I was arguing with Hayden.
I was back in Madra’s palace, fighting to free my hands as Harron came to kill me.
I was in Kingfisher’s bed in Ballard, safe in his arms.
He was inside me, and my soul was full of fire, and—
“Do you think I can smoke in here?”
I jumped out of my skin at the sound of Carrion’s voice.
I’d been staring at the old woman. She had been staring at me. How long had I . . .
An ice-cold sensation flooded my head. It felt as if someone had been rifling through my pockets.
I glanced at Fisher out of the corner of my eye, but he was staring at the ceiling, affecting boredom, unaware anything untoward had just happened.
When I turned to Carrion, about to ask him to repeat himself, I saw that the idiot had a cigarillo in his mouth and was fishing around in his pocket for his flint box.
“What in all five hells are you doing?” I hissed. “Do not light that.”
Fisher growled, finally noticing what the true heir to the Winter Court was up to. He stepped back behind the throne and ripped the cigarillo out of Carrion’s mouth, tossing it to the ground.
“Are we keeping you from something, Your Highness?” The voice rent the air in two like a whip.

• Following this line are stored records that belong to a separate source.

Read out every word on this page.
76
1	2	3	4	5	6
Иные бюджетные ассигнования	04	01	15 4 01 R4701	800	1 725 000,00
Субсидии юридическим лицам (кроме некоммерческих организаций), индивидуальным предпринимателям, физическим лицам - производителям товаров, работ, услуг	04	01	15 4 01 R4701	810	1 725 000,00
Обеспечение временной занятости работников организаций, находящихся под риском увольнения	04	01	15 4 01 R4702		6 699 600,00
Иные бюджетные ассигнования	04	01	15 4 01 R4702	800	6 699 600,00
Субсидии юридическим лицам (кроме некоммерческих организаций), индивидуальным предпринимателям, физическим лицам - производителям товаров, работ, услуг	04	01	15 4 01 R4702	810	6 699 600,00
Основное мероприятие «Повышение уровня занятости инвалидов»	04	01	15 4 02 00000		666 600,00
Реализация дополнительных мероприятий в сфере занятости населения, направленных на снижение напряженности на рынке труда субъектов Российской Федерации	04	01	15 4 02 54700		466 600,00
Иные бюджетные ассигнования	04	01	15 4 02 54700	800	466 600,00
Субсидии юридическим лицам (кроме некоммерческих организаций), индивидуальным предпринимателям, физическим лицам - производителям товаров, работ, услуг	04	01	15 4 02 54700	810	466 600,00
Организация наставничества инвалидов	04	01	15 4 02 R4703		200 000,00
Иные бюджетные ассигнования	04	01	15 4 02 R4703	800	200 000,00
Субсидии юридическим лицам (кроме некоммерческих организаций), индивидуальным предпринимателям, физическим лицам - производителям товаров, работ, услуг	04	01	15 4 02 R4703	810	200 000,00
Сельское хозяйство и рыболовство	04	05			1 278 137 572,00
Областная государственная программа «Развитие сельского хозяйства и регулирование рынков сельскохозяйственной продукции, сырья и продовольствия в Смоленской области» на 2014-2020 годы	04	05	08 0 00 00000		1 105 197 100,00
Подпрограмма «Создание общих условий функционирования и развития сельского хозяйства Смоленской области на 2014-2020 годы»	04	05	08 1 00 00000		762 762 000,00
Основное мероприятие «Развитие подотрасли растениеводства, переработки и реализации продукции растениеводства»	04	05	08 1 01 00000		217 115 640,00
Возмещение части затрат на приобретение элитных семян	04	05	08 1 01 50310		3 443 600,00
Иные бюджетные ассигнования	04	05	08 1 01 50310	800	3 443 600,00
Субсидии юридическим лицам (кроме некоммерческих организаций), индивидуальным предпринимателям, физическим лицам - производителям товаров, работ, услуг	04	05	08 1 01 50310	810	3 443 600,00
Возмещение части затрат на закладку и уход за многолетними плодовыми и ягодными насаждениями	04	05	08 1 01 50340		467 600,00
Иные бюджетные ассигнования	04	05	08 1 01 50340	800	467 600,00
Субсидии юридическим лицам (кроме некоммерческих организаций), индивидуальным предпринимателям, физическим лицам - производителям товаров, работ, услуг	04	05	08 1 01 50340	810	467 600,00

Ereth stood at the center of the five-pointed star, his cloak thrown back over one shoulder as if he had spun around in haste. Zovena was as still as a statue, as were the others, but I could tell that she was crowing inside.
Once upon a time, I hadn’t been the only apprentice at the Third’s most notorious forge.
Elroy had caught me whispering to one of his other students and had been furious that I hadn’t been paying attention to him waxing poetic about different glass tempering styles. This moment felt a lot like that.